Maxillary incisor intrusion and facial growth.

A palate and first molar anchorage appliance is used to intrude upper incisors, and the effects on dental and skeletal variables are examined in 25 growing females and 25 matched controls. On average, the mandible was unaffected for the entire treated sample, but those with the largest reduction in overbite showed more increase in mandibular length than expected.

A study in human subjects using a new device designed to mimic the protrusive functional appliances used previously in monkeys.
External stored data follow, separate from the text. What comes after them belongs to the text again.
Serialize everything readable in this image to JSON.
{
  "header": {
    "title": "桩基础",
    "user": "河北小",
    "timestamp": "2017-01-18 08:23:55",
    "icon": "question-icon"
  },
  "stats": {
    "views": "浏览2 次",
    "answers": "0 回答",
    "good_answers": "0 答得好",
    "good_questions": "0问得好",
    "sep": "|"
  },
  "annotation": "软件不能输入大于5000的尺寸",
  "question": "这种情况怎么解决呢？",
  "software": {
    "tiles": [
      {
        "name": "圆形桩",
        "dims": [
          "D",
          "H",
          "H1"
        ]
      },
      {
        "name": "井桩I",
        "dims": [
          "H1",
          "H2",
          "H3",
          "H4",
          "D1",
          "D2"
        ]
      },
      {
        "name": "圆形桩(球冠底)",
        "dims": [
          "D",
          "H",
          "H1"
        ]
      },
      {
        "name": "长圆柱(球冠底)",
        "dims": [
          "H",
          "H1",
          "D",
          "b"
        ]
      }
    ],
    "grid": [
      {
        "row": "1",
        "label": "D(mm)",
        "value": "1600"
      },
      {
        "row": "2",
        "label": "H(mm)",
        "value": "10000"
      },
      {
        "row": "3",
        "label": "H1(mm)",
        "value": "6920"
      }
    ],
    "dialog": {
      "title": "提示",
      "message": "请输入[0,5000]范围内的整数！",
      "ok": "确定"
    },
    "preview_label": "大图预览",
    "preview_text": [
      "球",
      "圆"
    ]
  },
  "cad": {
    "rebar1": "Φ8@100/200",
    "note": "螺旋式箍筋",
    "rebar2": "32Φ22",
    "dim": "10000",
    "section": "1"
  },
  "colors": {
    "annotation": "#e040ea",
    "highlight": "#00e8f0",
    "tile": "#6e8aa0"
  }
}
A new appliance is described that mimics in function the protrusive jaw-positioning devices used previously in monkeys. The appliance consists of maxillary and mandibular posterior biteplates separated by a sharp vertical interface perpendicular to the occlusal plane. Function of the appliance was evaluated in 35 consecutively treated patients and compared against matched controls. The patients, who ranged in age from 9 to 14 years, accepted the appliance readily and wore it 24 hours each day, even while eating. Although cephalometrics was the primary assessment tool, tomograms and/or transcranial x-ray films and models were also obtained. The rate of mandibular length increase, measured from articulare, was comparable to or better than that found in monkeys using similar devices. The dentoalveolar effects were also similar to those found in monkeys, including anterior migration of the mandibular dentition and posterior movement of the maxillary dentition. The mandibular molars moved forward 4.8 mm of which 73% was determined to have come from increased anterior movement of the mandible. Subtracting normal growth, the net mandibular length increase was 2.2 mm during the 9.4-month average treatment interval.